Мне могут возразить, что в живописи минувших эпох существовали некие неподвластные времени пластические ценности, которыми якобы можно наслаждаться всегда, постоянно воспринимая их как новые и современные. Показательно в этой связи желание некоторых художников, как, впрочем, и их поклонников, сохранить какую-то часть живописного произведения как бы для восприятия ее чистой сетчаткой, иными словами, освободить ее от духовной усложненности, от того, что называют литературой или философией!

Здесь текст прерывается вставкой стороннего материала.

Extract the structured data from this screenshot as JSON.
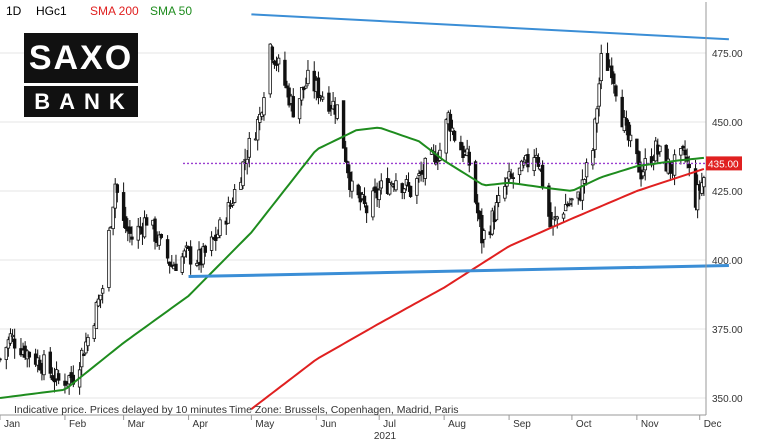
{
  "header": {
    "timeframe": "1D",
    "symbol": "HGc1",
    "sma200_label": "SMA 200",
    "sma50_label": "SMA 50",
    "sma200_color": "#e02020",
    "sma50_color": "#1e8c1e"
  },
  "logo": {
    "top": "SAXO",
    "bottom": "BANK"
  },
  "footer": {
    "disclaimer": "Indicative price. Prices delayed by 10 minutes",
    "timezone": "Time Zone: Brussels, Copenhagen, Madrid, Paris"
  },
  "chart_data": {
    "type": "candlestick",
    "symbol": "HGc1",
    "year_label": "2021",
    "x_ticks": [
      "Jan",
      "Feb",
      "Mar",
      "Apr",
      "May",
      "Jun",
      "Jul",
      "Aug",
      "Sep",
      "Oct",
      "Nov",
      "Dec"
    ],
    "y_ticks": [
      350,
      375,
      400,
      425,
      450,
      475
    ],
    "y_tick_labels": [
      "350.00",
      "375.00",
      "400.00",
      "425.00",
      "450.00",
      "475.00"
    ],
    "ylim": [
      345,
      490
    ],
    "last_price": 435.0,
    "last_price_label": "435.00",
    "price_anchors": [
      [
        "2021-01-01",
        364
      ],
      [
        "2021-01-06",
        372
      ],
      [
        "2021-01-15",
        366
      ],
      [
        "2021-01-22",
        362
      ],
      [
        "2021-01-29",
        356
      ],
      [
        "2021-02-05",
        358
      ],
      [
        "2021-02-12",
        372
      ],
      [
        "2021-02-19",
        390
      ],
      [
        "2021-02-25",
        428
      ],
      [
        "2021-03-01",
        413
      ],
      [
        "2021-03-05",
        408
      ],
      [
        "2021-03-12",
        415
      ],
      [
        "2021-03-19",
        405
      ],
      [
        "2021-03-24",
        398
      ],
      [
        "2021-03-31",
        402
      ],
      [
        "2021-04-07",
        400
      ],
      [
        "2021-04-14",
        408
      ],
      [
        "2021-04-21",
        420
      ],
      [
        "2021-04-28",
        437
      ],
      [
        "2021-05-05",
        452
      ],
      [
        "2021-05-10",
        478
      ],
      [
        "2021-05-14",
        470
      ],
      [
        "2021-05-21",
        455
      ],
      [
        "2021-05-28",
        465
      ],
      [
        "2021-06-04",
        460
      ],
      [
        "2021-06-11",
        455
      ],
      [
        "2021-06-18",
        425
      ],
      [
        "2021-06-25",
        418
      ],
      [
        "2021-07-02",
        426
      ],
      [
        "2021-07-09",
        430
      ],
      [
        "2021-07-16",
        425
      ],
      [
        "2021-07-23",
        433
      ],
      [
        "2021-07-30",
        440
      ],
      [
        "2021-08-03",
        452
      ],
      [
        "2021-08-06",
        445
      ],
      [
        "2021-08-13",
        435
      ],
      [
        "2021-08-19",
        408
      ],
      [
        "2021-08-23",
        413
      ],
      [
        "2021-08-31",
        428
      ],
      [
        "2021-09-07",
        432
      ],
      [
        "2021-09-14",
        440
      ],
      [
        "2021-09-21",
        412
      ],
      [
        "2021-09-28",
        420
      ],
      [
        "2021-10-04",
        422
      ],
      [
        "2021-10-11",
        440
      ],
      [
        "2021-10-15",
        472
      ],
      [
        "2021-10-20",
        470
      ],
      [
        "2021-10-27",
        445
      ],
      [
        "2021-11-03",
        432
      ],
      [
        "2021-11-10",
        440
      ],
      [
        "2021-11-17",
        433
      ],
      [
        "2021-11-24",
        438
      ],
      [
        "2021-11-29",
        422
      ],
      [
        "2021-12-03",
        430
      ]
    ],
    "sma200": [
      [
        "2021-05-01",
        346
      ],
      [
        "2021-06-01",
        364
      ],
      [
        "2021-07-01",
        377
      ],
      [
        "2021-08-01",
        390
      ],
      [
        "2021-09-01",
        405
      ],
      [
        "2021-10-01",
        415
      ],
      [
        "2021-11-01",
        425
      ],
      [
        "2021-12-03",
        433
      ]
    ],
    "sma50": [
      [
        "2021-01-01",
        350
      ],
      [
        "2021-02-01",
        353
      ],
      [
        "2021-03-01",
        370
      ],
      [
        "2021-04-01",
        387
      ],
      [
        "2021-05-01",
        410
      ],
      [
        "2021-06-01",
        440
      ],
      [
        "2021-06-20",
        447
      ],
      [
        "2021-07-01",
        448
      ],
      [
        "2021-07-20",
        443
      ],
      [
        "2021-08-01",
        436
      ],
      [
        "2021-08-20",
        427
      ],
      [
        "2021-09-01",
        428
      ],
      [
        "2021-09-20",
        426
      ],
      [
        "2021-10-01",
        425
      ],
      [
        "2021-10-15",
        430
      ],
      [
        "2021-11-01",
        434
      ],
      [
        "2021-11-20",
        436
      ],
      [
        "2021-12-03",
        437
      ]
    ],
    "trendline_upper": [
      [
        "2021-05-01",
        489
      ],
      [
        "2021-12-03",
        480
      ]
    ],
    "trendline_lower": [
      [
        "2021-04-01",
        394
      ],
      [
        "2021-12-03",
        398
      ]
    ],
    "horizontal_line": 435.0,
    "colors": {
      "candle": "#111111",
      "trendline": "#3b8ed6",
      "horizontal_line": "#9a3fcf",
      "price_tag_bg": "#e02020",
      "axis_text": "#333333",
      "grid": "#e6e6e6"
    }
  }
}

Бесспорно, литература и философия очень отличаются от пластики, однако и то и другое — все есть дух, все отягощено и усложнено духом. Тщетно было бы стремиться что-либо упрощать ради избавления себя от затруднений в процессе общения с этим нечто. Ибо не существует ни чистой сетчатки, ни абсолютных пластических ценностей. То и другое принадлежит определенному стилю, им обусловлено, а стиль является производным от системы жизненно важных представлений. Поэтому любые ценности, и уж во всяком случае те из них, которые мы склонны считать неподвластными времени, представляют собой лишь минимальную часть произведений искусства иных времен, насильно оторванную, отчлененную от множества ей подобных, которые мы с такой же легкостью произвольно отодвигаем на задний план. Поучительно было бы попытаться со всей определенностью выявить некие свойства известного живописного полотна, действительно представляющие собой нетленную, пережившую время красоту. Ее отсутствие настолько резко контрастировало бы с судьбой избранного нами произведения, что это явилось бы лучшим подтверждением высказанных мной на этот счет соображений.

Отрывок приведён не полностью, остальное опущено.